ドイツの自動車大手ダイムラーと化学大手エボニックは1日、両社が設立したリチウムイオン電池関連の合弁会社からエボニックが資本撤退し、エボニックの持ち分をダイムラーがすべて引き継ぐと発表した。電気自動車市場は当初の予想ほど成長しておらず、リチウムイオン電池事業はエボニックにとって赤字事業となっていた。同社は今後、特殊化学事業に注力する方針という。
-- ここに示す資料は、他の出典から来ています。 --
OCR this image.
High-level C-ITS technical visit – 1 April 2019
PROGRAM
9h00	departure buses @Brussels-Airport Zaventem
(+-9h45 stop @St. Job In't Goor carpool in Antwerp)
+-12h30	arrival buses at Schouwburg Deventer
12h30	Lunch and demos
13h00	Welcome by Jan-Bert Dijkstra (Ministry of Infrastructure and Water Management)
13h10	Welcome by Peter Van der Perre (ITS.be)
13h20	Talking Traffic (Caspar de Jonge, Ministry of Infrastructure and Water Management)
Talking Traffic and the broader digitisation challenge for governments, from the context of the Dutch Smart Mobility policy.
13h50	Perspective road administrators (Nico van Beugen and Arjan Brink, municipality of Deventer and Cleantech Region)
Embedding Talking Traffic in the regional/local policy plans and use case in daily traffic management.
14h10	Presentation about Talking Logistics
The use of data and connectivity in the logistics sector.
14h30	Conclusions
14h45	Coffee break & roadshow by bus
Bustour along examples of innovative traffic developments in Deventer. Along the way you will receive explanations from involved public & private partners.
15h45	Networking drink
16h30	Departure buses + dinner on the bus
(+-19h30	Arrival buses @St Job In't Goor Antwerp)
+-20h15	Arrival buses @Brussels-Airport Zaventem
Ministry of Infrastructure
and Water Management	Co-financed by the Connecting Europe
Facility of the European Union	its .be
両社は、リチウムイオン電池セルを生産するリテック・バッテリー(従業員数:380人、出資比率:エボニック50.1%、ダイムラー49.9%)とリテックが生産したセルを加工するドイッチェ・アキュモーティヴ(Deutsche Accumotive)(従業員数:230人、出資比率:エボニック10%、ダイムラー90%)を設立。ドイツ東部のカーメンツに建設した工場で生産している。同工場のリチウムイオン電池は、ダイムラー傘下の超小型車ブランドであるスマートの2人乗り電気自動車「スマート・フォーツー・エレクトリック・ドライブ」に搭載されている。また、シュツットガルト近郊のキルヒハイム/テックには研究開発拠点がある。
■ ダイムラー、単独でリチウムイオン電池事業展開へ
エボニックは昨年10月31日発表した2013年第1-9期の決算報告書の中でリチウムイオン電池事業から撤退する意向を明らかにしていた。撤退を決めた理由については、電気駆動車両(エレクトロモビリティー)市場の需要・供給を見定めた結果、バッテリーセル販売で競争力を高めるためには一定の生産規模を確保する必要があるが、そのためにはさらに投資する必要があり、同社が目指す利益率の達成が困難であると判断した、と説明していた。
ダイムラーは今後、リチウムイオン事業を単独で展開する。今回の措置により経営判断が自由になる利点がある。ただ、業界ではダイムラーが今後、新たな提携先を探すあるいは事業を売却する可能性もあると見る向きもある。